В комнате, где оставил нас батлер, не было почти никакой мебели, если не считать столика для визиток и вешалки на четыре пальто, стоявшей подле самой двери. В целом, интерьер можно было охарактеризовать как аскетический — я сразу решил, что Раут — холостяк, причём с самыми ограниченными потребностями. Удивляло отсутствие следов того, что в доме жила его сестра — Хлоя Бирман. Вся обстановка казалась совершенно мужской.
— Господин Абрамсон, — обратился я к полковнику, — в какой газете трудится хозяин этого дома?
— В местной, — с усмешкой ответил Абрамсон. — Называется «Вестник Доркинга». Не без претензии, да?
— Безусловно. Однако…
— Понимаю ваше удивление. Собственно, это новостной листок, выпускаемый несколькими нашими энтузиастами на собственные средства. Доход от него небольшой. Большинство предпочитает выписывать столичные издания. Впрочем, иногда и с «Вестником» можно скоротать вечер.
Он взглянул на часы. Я вспомнил, что у меня сегодня назначена встреча на раскопках, и снова волна безотчётного страха захлестнула меня. Невольно поёжившись, я заставил себя думать о другом. В конце концов, я не кисейная барышня. Да и для человека научного склада ума я что-то стал слишком впечатлительным. Надо с этим что-то делать.
— Разумеется, приходится следить за тем, что в этом «Вестнике» пишут, — сказал Абрамсон. — Но у нас народ мирный. Бунтарей и ниспровергателей основ не водится. Были нигилисты одно время, да быстро вышли — стоило прижать хорошенько их вдохновителя.

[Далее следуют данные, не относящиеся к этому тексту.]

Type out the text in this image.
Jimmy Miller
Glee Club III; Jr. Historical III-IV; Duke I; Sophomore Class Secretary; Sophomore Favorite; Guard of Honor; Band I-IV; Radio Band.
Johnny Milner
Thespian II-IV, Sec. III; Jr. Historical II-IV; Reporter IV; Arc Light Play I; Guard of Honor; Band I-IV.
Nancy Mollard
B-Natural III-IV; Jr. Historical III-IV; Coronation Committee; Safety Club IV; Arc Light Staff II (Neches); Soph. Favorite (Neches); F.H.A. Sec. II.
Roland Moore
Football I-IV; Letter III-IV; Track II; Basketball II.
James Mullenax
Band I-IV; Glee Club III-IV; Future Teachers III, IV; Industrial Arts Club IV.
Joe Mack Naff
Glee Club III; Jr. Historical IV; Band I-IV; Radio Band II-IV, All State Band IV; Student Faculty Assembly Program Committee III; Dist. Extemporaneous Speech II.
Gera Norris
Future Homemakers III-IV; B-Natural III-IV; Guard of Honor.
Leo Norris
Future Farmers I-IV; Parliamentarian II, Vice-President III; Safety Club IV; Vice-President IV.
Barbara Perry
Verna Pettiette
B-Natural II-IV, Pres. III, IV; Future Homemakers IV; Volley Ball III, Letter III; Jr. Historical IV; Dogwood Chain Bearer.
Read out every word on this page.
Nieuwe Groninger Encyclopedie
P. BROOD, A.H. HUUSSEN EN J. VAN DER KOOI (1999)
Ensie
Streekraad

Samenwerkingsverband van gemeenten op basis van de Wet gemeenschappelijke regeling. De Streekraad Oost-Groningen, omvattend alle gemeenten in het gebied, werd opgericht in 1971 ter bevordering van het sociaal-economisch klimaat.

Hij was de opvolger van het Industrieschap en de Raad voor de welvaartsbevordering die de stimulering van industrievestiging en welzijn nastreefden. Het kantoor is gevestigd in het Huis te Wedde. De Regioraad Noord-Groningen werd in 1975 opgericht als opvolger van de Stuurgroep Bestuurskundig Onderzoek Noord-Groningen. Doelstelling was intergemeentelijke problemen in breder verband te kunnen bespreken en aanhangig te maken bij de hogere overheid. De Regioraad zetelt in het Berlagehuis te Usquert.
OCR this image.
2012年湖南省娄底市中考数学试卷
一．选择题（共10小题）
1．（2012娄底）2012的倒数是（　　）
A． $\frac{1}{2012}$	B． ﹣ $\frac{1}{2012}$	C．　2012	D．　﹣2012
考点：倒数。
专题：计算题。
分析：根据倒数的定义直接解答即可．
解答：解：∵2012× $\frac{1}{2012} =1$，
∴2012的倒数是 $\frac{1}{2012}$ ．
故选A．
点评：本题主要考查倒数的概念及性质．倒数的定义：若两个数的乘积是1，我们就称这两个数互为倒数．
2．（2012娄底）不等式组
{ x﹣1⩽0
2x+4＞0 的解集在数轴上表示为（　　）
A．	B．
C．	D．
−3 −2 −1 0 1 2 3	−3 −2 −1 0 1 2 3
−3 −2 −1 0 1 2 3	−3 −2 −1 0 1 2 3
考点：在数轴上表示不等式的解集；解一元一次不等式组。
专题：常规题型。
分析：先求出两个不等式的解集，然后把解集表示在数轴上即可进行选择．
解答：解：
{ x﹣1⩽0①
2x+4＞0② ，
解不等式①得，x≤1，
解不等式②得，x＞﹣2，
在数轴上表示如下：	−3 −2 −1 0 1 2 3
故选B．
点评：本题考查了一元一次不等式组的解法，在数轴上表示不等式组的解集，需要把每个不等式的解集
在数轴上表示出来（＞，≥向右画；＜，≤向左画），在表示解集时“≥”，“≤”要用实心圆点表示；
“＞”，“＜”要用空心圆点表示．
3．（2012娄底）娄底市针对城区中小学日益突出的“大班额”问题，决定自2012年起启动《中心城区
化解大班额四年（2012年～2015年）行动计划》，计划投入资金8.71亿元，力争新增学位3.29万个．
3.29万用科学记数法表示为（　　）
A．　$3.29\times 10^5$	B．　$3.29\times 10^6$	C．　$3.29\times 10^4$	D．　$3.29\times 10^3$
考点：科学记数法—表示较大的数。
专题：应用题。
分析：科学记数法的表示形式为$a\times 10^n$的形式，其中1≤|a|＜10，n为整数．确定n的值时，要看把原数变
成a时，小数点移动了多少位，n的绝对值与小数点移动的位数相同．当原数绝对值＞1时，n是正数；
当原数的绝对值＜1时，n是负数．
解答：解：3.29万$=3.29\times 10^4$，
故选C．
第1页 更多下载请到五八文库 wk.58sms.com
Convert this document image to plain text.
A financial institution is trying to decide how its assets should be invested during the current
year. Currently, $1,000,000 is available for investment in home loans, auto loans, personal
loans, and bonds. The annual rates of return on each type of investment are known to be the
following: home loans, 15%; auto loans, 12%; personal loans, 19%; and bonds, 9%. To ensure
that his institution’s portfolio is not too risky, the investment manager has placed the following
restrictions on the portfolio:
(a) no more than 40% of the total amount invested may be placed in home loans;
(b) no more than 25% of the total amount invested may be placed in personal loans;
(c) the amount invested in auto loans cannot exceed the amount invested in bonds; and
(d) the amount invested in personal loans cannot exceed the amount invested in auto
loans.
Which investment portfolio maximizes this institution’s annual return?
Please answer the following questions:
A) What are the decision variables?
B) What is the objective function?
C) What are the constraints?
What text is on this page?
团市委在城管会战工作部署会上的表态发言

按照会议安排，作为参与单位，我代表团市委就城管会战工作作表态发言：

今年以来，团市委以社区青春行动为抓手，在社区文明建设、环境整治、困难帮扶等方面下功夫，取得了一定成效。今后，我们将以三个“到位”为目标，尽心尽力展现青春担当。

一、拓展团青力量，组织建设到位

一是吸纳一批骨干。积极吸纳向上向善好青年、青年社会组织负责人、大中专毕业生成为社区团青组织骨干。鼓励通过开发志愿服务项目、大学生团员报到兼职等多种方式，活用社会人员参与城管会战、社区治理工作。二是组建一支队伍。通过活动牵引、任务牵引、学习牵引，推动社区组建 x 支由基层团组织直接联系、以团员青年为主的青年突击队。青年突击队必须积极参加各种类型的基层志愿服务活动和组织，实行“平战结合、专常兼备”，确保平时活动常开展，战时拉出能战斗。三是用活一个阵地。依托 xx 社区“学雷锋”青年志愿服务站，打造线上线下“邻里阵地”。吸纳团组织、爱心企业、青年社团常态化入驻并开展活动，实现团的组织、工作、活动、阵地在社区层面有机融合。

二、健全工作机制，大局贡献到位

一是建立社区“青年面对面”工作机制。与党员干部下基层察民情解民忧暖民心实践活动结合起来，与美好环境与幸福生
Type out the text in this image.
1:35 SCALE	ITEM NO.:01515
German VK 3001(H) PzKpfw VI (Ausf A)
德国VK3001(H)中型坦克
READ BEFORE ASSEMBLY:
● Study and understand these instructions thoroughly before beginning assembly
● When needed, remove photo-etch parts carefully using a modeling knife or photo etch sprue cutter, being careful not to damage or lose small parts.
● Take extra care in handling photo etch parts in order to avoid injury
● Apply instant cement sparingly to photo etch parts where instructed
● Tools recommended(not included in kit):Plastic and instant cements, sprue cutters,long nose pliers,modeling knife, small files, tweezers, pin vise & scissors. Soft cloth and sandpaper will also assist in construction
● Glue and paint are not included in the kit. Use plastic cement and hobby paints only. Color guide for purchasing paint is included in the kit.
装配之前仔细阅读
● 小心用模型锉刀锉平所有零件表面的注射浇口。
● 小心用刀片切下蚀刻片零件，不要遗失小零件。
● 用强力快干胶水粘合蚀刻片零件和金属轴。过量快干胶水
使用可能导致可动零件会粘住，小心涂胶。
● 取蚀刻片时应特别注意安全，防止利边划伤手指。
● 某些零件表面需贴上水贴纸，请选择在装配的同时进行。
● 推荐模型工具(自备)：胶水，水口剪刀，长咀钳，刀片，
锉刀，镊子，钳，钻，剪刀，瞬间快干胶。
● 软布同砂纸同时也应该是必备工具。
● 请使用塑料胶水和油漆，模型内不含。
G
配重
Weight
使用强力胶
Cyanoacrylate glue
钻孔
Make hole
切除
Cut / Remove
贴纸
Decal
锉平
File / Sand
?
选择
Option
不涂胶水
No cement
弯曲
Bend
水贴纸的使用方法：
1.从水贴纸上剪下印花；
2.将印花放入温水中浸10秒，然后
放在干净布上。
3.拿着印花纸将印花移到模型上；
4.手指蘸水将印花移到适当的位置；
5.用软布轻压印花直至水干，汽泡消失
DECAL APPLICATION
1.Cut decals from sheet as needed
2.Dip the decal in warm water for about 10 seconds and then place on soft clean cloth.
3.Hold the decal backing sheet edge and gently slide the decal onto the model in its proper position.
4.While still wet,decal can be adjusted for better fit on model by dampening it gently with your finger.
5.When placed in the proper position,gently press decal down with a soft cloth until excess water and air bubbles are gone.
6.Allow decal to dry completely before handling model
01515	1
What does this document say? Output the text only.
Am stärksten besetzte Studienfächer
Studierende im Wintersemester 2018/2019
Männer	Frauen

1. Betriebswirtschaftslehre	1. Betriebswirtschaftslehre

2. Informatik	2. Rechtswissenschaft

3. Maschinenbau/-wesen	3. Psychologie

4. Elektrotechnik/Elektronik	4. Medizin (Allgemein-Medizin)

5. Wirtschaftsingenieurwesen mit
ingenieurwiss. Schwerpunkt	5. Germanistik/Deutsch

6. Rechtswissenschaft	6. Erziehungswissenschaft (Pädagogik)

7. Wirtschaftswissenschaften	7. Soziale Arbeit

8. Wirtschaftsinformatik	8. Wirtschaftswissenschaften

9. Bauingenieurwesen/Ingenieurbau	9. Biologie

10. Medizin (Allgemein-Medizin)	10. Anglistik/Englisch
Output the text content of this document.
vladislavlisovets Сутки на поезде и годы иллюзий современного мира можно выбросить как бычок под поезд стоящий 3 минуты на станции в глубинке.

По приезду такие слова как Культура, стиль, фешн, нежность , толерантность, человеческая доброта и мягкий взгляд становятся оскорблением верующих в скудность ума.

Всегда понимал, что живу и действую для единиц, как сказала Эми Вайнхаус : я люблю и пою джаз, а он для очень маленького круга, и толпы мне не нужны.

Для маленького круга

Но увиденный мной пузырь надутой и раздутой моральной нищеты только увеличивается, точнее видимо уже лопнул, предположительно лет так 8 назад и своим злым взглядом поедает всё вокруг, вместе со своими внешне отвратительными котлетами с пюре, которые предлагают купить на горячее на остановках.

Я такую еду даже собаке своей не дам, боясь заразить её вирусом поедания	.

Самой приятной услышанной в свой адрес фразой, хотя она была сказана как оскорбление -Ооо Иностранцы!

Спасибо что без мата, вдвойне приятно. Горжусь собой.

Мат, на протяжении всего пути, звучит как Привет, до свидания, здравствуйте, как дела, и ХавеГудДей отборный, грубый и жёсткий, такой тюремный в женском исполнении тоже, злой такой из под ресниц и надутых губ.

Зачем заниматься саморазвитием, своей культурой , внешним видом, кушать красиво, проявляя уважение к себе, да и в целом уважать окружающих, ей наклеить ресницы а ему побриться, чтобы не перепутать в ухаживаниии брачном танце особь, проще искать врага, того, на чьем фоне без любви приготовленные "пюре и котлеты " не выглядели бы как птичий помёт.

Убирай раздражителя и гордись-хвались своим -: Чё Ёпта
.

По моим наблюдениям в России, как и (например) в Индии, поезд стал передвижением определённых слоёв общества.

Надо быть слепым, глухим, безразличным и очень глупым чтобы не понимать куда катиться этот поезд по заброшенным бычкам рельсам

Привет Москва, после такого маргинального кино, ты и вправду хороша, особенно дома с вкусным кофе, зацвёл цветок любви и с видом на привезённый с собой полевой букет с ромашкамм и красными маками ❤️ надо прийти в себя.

В этот момент в комнату вошёл темноволосый человек среднего роста, в халате, шейном платке и домашних туфлях на босу ногу. Он был гладко выбрит, несмотря на поздний час.
— Джон Раут, — представился он, переводя взгляд голубых глаз с одного из нас на другого. — Чем могу быть полезен доблестной полиции?